Als einzige Kommune des Kreises Mettmann erhält Velbert Gelder aus dem Solidarpakt. „Wir haben damals freiwillig die Chance zur Unterstützung vom Land genutzt“, sagt Dirk Lukrafka, Fachbereichsleiter Finanzen und seit dem 1. November dieses Jahres Kämmerer in der 80.000-Einwohner-Stadt. Mit dem Ziel, 2016 den Haushaltsausgleich zu erreichen, war dort bereits 2010 eine deutlich über die Gemeindeordnung hinausgehende Finanzplanung über fünf Jahre vorgelegt worden. „Daran mussten wir nur noch wenige Änderungen vornehmen, um den Antrag stellen zu können.“ In den Jahren 2014, 2015 und 2016 soll Velbert nun jeweils 4,88 Millionen Euro aus dem Solidaritätspakt bekommen. Das hilft der Verwaltung, den Haushaltsausgleich in den noch verbliebenen drei Jahren zu schaffen, doch Lukrafka kann seine Kämmerer-Kollegen aus dem Kreis gut verstehen: „Wir sind natürlich froh über die Finanzspritze des Landes NRW, aber die Art der Gegenfinanzierung ist sehr unglücklich.“ Gleichwohl kann sich Velbert nicht an der angestrebten Klage der Geberkommunen beteiligen – es fehlt schlichtweg der Anlass.

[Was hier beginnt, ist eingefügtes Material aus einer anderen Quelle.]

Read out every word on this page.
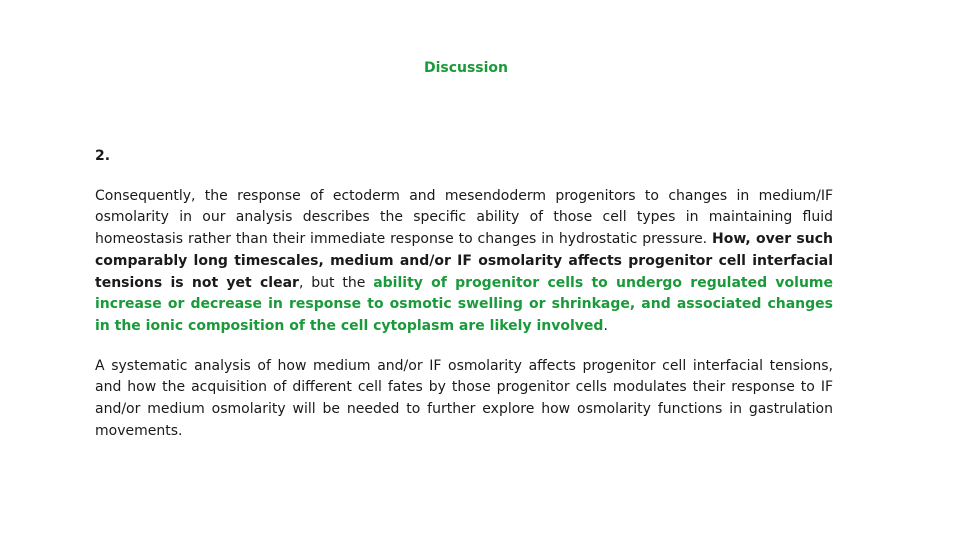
Discussion

2.

Consequently, the response of ectoderm and mesendoderm progenitors to changes in medium/IF osmolarity in our analysis describes the specific ability of those cell types in maintaining fluid homeostasis rather than their immediate response to changes in hydrostatic pressure. How, over such comparably long timescales, medium and/or IF osmolarity affects progenitor cell interfacial tensions is not yet clear, but the ability of progenitor cells to undergo regulated volume increase or decrease in response to osmotic swelling or shrinkage, and associated changes in the ionic composition of the cell cytoplasm are likely involved.

A systematic analysis of how medium and/or IF osmolarity affects progenitor cell interfacial tensions, and how the acquisition of different cell fates by those progenitor cells modulates their response to IF and/or medium osmolarity will be needed to further explore how osmolarity functions in gastrulation movements.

Neue Gemeindefinanzierung?
Insbesondere in den Jahren der Wirtschafts- und Finanzkrise wurde vor allem in den finanzschwachen Kommunen der Ruf nach einer grundlegenden Reform der Gemeindefinanzierung laut. So betont zum Beispiel der Heiligenhauser Kämmerer Michael Beck immer wieder: „Die von der allgemeinen Wirtschaftslage am stärksten abhängige Abgabe dient den Kommunen als wichtigste Säule ihrer Einnahmen. Wenig variable Einnahmegrößen aber fließen direkt an Bund und Land.“ Eine „gerechtere“ Verteilung würde nicht nur er sich wünschen, doch das Ansinnen ist eines, das sich bundesweit nicht durchsetzen lässt. Das weiß auch Daniel Zimmermann: „Ich mache mir da keine Illusionen. Aber es wäre gut, wenn die Landesregierung einfach den Empfehlungen der von ihr selbst in Auftrag gegebenen Gutachten folgen würde.“ Unter anderem meint er damit ein Gutachten des Finanzwissenschaftlichen Forschungsinstituts der Universität Köln, das vom Ministerium für Inneres und Kommunales NRW in Auftrag gegeben und im März dieses Jahres veröffentlicht wurde. Die Forscher kommen zu dem Schluss, dass nordrhein-westfälische Gemeinden im innerdeutschen Steuerwettbewerb benachteiligt sind und empfehlen daher eine Senkung der Nivellierungshebesätze. Geplant ist stattdessen von der Landesregierung eine weitere Anhebung des fiktiven Hebesatzes auf 412 Prozentpunkte ab 2014.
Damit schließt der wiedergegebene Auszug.